Bestellinformation
| Produkt | Katalog # | EINHEIT | Preis | ANZAHL | Favoriten | |
IRF-4 Double Nickase Plasmid (h) | sc-400288-NIC | 20 µg | $410.00 | |||
IRF-4 Double Nickase Plasmid (h2) | sc-400288-NIC-2 | 20 µg | $410.00 |
IRF4 kodiert den Interferon-Regulationsfaktor 4 (IRF-4), einen auf lymphoide Zellen beschränkten Transkriptionsfaktor, der Signale aus Antigenrezeptoren, Zytokinen und der angeborenen Immunität integriert, um Genprogramme in B‑Zellen, T‑Zellen und bei der Differenzierung zu Plasmazellen zu steuern. IRF-4 wirkt dabei zusammen mit Partnern wie PU.1/SPI1, BATF und NF-κB, um die Chromatinzugänglichkeit und die transkriptionellen Outputs zu formen, die Aktivierung, Klassenwechselrekombination und Entscheidungen über Effektor-Schicksale beeinflussen. Es moduliert Signal- und Transkriptionsnetzwerke nachgeschaltet an Pfade wie TCR-/BCR-Signalisierung, interferonassoziierte Antworten und Toll-like-Rezeptor‑verknüpfte Aktivierungszustände. Eine fehlregulierte Expression oder Aktivität von IRF4 wird mit immunvermittelten Funktionsstörungen in Verbindung gebracht und wird häufig in der Biologie hämatologischer Malignome untersucht, bei denen Linienidentität und Überlebensprogramme gestört sind.
IRF-4 Das Double-Nickase-Plasmid (h) besteht aus einem aufeinander abgestimmten Plasmidpaar, das für die hochspezifische Bearbeitung des IRF4-Lokus in human-Zelllinien entwickelt wurde. Jedes Plasmid exprimiert eine Cas9-D10A-Nickase und eine spezifische sgRNA, die auf entgegengesetzte DNA-Stränge innerhalb von IRF4 abzielt. Wenn sie auf benachbarte Stellen auf entgegengesetzten DNA-Strängen gerichtet sind, erzeugen die beiden Nickasen versetzte Einzelstrang-Schnitte, die zusammen einen versetzten Doppelstrangbruch erzeugen, was eine koordinierte On-Target-Aktivität beider Guides erfordert. Der resultierende DNA-Bruch wird durch endogene zelluläre Reparaturwege behoben, meist durch nicht-homologe Endverknüpfung (NHEJ), was zu Insertionen oder Deletionen führt, die die IRF4-Funktion stören.

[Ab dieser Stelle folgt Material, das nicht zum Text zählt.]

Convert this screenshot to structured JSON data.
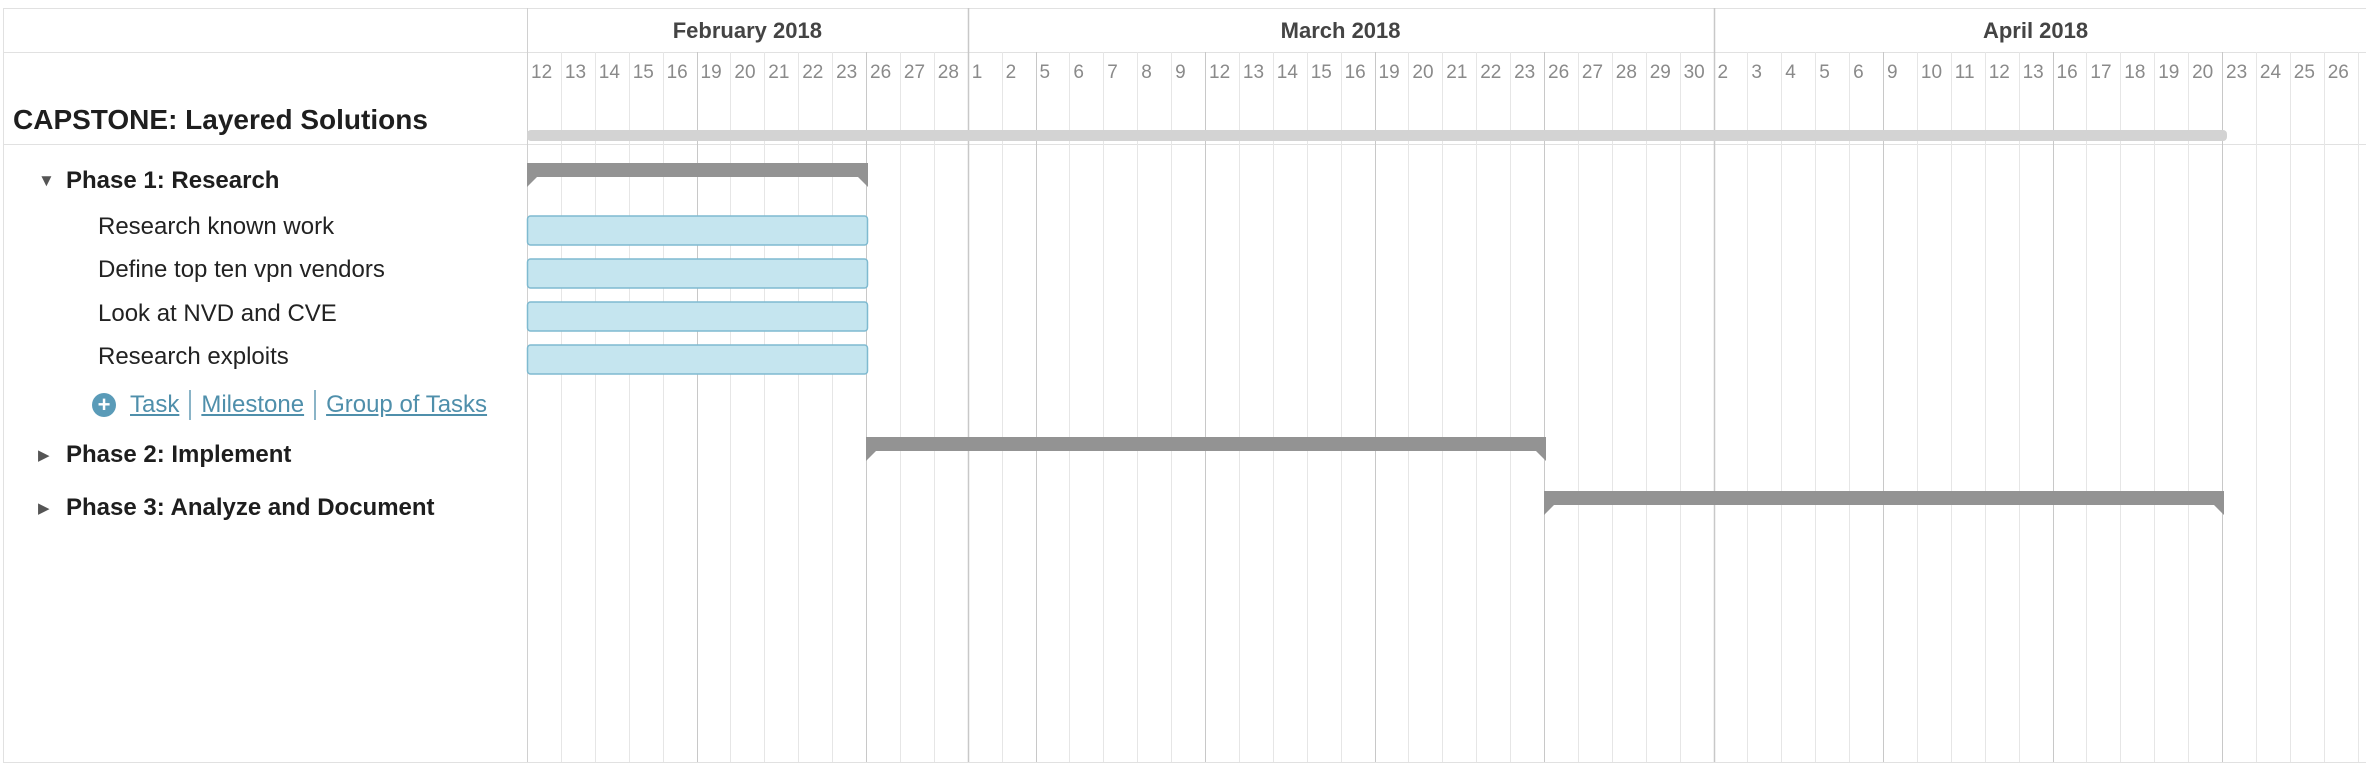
{
  "project": {
    "title": "CAPSTONE: Layered Solutions"
  },
  "months": [
    {
      "label": "February 2018"
    },
    {
      "label": "March 2018"
    },
    {
      "label": "April 2018"
    }
  ],
  "days": [
    "12",
    "13",
    "14",
    "15",
    "16",
    "19",
    "20",
    "21",
    "22",
    "23",
    "26",
    "27",
    "28",
    "1",
    "2",
    "5",
    "6",
    "7",
    "8",
    "9",
    "12",
    "13",
    "14",
    "15",
    "16",
    "19",
    "20",
    "21",
    "22",
    "23",
    "26",
    "27",
    "28",
    "29",
    "30",
    "2",
    "3",
    "4",
    "5",
    "6",
    "9",
    "10",
    "11",
    "12",
    "13",
    "16",
    "17",
    "18",
    "19",
    "20",
    "23",
    "24",
    "25",
    "26"
  ],
  "month_starts": [
    0,
    13,
    35
  ],
  "week_starts": [
    5,
    10,
    15,
    20,
    25,
    30,
    40,
    45,
    50
  ],
  "phases": [
    {
      "label": "Phase 1: Research",
      "expanded": true,
      "start_day": "Feb 12",
      "end_day": "Feb 26",
      "start_index": 0,
      "end_index": 10
    },
    {
      "label": "Phase 2: Implement",
      "expanded": false,
      "start_day": "Feb 26",
      "end_day": "Mar 26",
      "start_index": 10,
      "end_index": 30
    },
    {
      "label": "Phase 3: Analyze and Document",
      "expanded": false,
      "start_day": "Mar 26",
      "end_day": "Apr 23",
      "start_index": 30,
      "end_index": 50
    }
  ],
  "tasks": [
    {
      "label": "Research known work",
      "start_index": 0,
      "end_index": 10
    },
    {
      "label": "Define top ten vpn vendors",
      "start_index": 0,
      "end_index": 10
    },
    {
      "label": "Look at NVD and CVE",
      "start_index": 0,
      "end_index": 10
    },
    {
      "label": "Research exploits",
      "start_index": 0,
      "end_index": 10
    }
  ],
  "project_bar": {
    "start_index": 0,
    "end_index": 50
  },
  "add_links": {
    "task": "Task",
    "milestone": "Milestone",
    "group": "Group of Tasks"
  },
  "colors": {
    "phase_bar": "#939393",
    "task_fill": "#c5e5ef",
    "task_stroke": "#7fbad0",
    "project_bar": "#d3d3d3",
    "grid": "#e6e6e6",
    "grid_major": "#c8c8c8",
    "link": "#4f8fab"
  },
  "icons": {
    "expanded": "triangle-down-icon",
    "collapsed": "triangle-right-icon",
    "add": "plus-circle-icon"
  }
}
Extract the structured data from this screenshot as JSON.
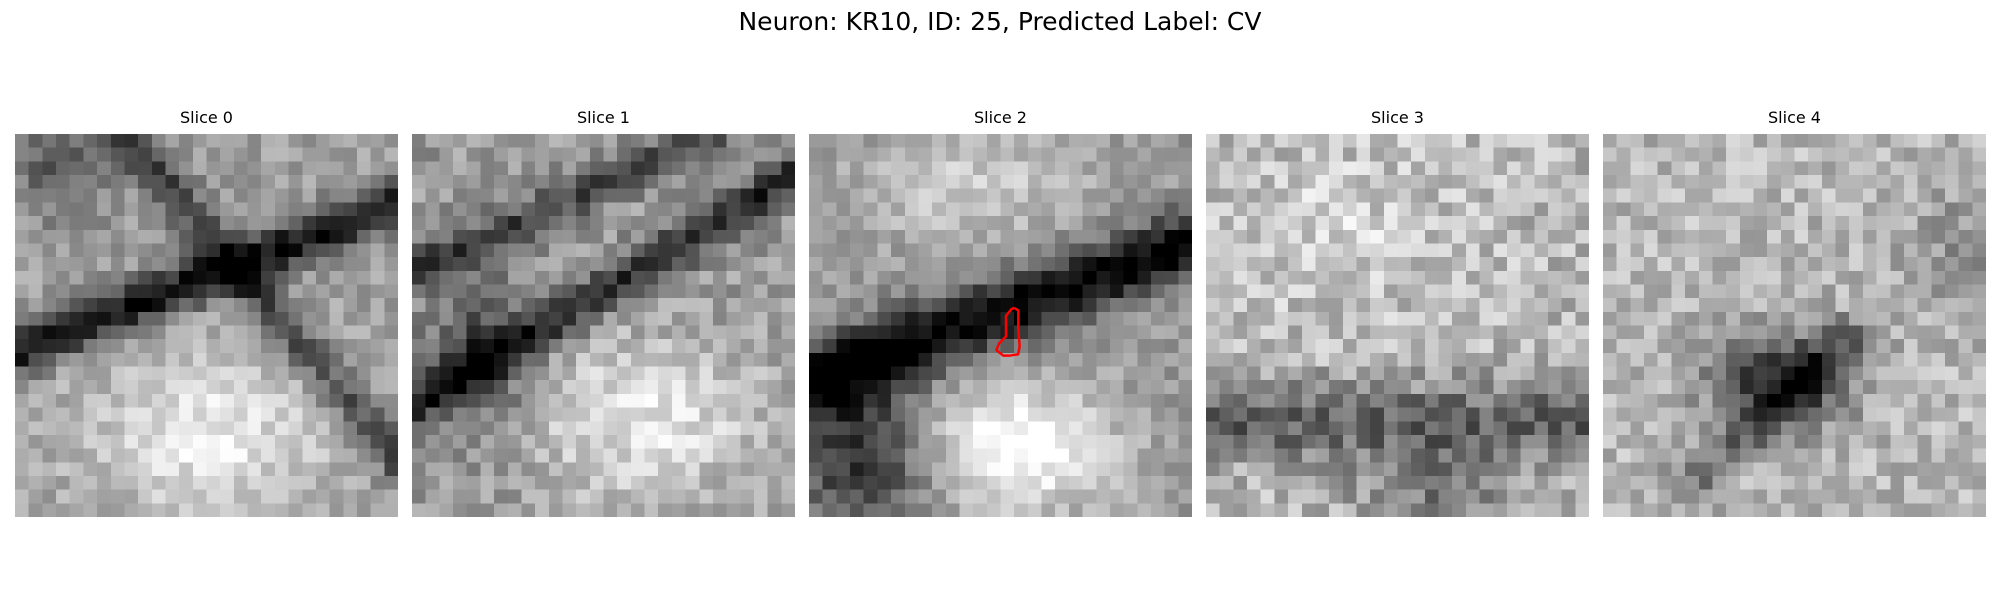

Durch die Notwendigkeit einer doppelten sgRNA-Bindung am Zielort erhöht der Doppel-Nick-Ansatz die Spezifität der Bearbeitung und bietet eine komplementäre CRISPR-Strategie für Anwendungen, bei denen eine zusätzliche Kontrolle über die Zielgenauigkeit gewünscht ist.
Um eine effiziente Identifizierung editierter Zellen zu unterstützen, kodiert ein Plasmid GFP zur fluoreszierenden Visualisierung transfizierter Populationen, während das Begleitplasmid ein Puromycin-Resistenzgen für die Antibiotika-Selektion trägt. Zusammen unterstützen diese Merkmale eine effiziente Anreicherung co-transfizierter Populationen und vereinfachen die Validierung von Klonen mit IRF4-Störung.
Nur für Forschungszwecke. Nicht für diagnostische oder therapeutische Zwecke bestimmt.